Lieben Dank für deine Zeit!
Liebe Grüße
Jana
Hallo Jana,
hat die Schwester denn die Translokation balanciert oder unbalanciert? Vermutlich balanciert, oder?
Sicher ist jedenfalls, dass das Spektrum der Ausprägungen mindestens die deines Mannes und die seines Neffen umfasst. Weiteres könnte man eigentlich nur mit Sicherheit sagen, wenn man noch weitere Verwandte fände, die von der unbalancierten Translokation betroffen sind. Der Vergleich mit ähnlichen Familien - falls es sie überhaupt geben sollte, wird dagegen nur begrenzt weiterhelfen, weil man wohl nie eine Familie finden wird, die exakt beide gleichen Bruchpunkte aufweist.
Insofern kann man zwar nicht widerlegen, dass eine schwerere Ausprägung als bei dem Neffen denkbar wäre.

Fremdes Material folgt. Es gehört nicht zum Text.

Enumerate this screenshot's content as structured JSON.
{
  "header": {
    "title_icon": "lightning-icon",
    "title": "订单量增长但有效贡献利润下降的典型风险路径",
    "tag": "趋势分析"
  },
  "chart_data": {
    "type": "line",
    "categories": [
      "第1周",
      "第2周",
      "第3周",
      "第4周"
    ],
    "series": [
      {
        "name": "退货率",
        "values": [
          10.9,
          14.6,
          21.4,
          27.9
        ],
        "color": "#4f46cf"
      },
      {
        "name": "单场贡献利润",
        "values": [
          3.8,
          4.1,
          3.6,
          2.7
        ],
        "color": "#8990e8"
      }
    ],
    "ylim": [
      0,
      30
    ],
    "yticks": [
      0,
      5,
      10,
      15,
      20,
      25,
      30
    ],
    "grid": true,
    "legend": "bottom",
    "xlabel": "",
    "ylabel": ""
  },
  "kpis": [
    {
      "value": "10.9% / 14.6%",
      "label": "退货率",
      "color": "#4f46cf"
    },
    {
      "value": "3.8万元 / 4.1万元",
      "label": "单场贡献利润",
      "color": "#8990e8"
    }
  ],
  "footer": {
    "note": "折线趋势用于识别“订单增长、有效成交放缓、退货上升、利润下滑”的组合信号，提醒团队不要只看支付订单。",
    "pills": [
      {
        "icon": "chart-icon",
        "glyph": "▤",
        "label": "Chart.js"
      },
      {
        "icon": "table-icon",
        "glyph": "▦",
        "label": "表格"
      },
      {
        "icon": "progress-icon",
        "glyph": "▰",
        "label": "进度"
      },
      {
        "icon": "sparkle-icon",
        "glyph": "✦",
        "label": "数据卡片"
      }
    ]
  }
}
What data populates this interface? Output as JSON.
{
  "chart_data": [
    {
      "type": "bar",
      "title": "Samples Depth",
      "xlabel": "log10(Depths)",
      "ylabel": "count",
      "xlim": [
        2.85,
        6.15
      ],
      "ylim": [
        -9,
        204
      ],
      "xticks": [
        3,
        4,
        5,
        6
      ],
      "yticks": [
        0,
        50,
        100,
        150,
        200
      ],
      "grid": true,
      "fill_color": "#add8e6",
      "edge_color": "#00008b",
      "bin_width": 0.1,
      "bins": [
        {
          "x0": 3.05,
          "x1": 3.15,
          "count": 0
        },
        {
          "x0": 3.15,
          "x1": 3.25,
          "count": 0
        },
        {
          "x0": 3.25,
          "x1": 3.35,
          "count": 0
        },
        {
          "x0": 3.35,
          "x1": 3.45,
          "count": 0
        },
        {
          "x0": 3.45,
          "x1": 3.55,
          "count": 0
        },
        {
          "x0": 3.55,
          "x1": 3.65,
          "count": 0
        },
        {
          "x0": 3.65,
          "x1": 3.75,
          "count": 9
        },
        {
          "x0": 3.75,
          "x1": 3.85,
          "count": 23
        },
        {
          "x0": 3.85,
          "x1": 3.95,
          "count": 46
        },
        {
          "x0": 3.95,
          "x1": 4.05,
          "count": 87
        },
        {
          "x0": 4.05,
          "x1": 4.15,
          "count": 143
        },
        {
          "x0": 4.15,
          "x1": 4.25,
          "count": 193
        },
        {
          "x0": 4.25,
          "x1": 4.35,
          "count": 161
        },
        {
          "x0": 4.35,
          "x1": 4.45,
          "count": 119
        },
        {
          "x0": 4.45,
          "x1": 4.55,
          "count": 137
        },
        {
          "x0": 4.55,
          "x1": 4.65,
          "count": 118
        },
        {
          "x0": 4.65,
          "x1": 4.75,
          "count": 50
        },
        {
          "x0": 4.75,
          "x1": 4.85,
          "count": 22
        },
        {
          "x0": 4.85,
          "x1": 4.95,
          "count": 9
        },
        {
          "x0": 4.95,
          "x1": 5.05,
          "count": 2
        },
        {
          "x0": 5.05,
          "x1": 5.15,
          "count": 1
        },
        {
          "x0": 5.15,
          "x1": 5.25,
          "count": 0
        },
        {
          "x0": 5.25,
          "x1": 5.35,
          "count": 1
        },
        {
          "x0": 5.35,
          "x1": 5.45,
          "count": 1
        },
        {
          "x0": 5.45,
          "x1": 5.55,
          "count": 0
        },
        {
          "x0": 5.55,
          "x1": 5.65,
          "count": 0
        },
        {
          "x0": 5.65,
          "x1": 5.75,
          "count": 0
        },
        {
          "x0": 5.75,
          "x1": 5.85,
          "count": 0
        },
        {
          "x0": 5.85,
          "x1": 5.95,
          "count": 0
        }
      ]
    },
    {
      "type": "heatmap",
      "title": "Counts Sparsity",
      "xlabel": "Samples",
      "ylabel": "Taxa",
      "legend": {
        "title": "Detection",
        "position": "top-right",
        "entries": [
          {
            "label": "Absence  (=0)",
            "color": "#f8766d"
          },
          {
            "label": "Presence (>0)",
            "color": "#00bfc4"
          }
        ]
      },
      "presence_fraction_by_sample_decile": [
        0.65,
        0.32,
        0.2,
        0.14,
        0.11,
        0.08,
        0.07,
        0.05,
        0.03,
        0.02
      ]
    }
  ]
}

Aber das Wahrscheinlichste ist vermutlich eine Ausprägung, die zwischen der deines Mannes und der seines Neffen liegt.
Was ihr tun sollt, kann ich euch nicht raten. Aber ich gebe zu bedenken, dass man niemals alle Risiken beim Kinder bekommen ausschließen kann. Ob man es, soweit es geht, versuchen sollte und um welchen Preis, kann nur jeder für sich entscheiden.
Aber wer möglichst viele Risiken ausschließen will, müsste ein möglichst altes Kind adoptieren. Machen wir aber bei Kinderwunsch in der Regel nicht. Das zeigt, das es beim Kinder bekommen eben noch um anderes geht als um Risikominimierung. Und künstliche Befruchtung ist vermutlich auch nicht ohne Risiken.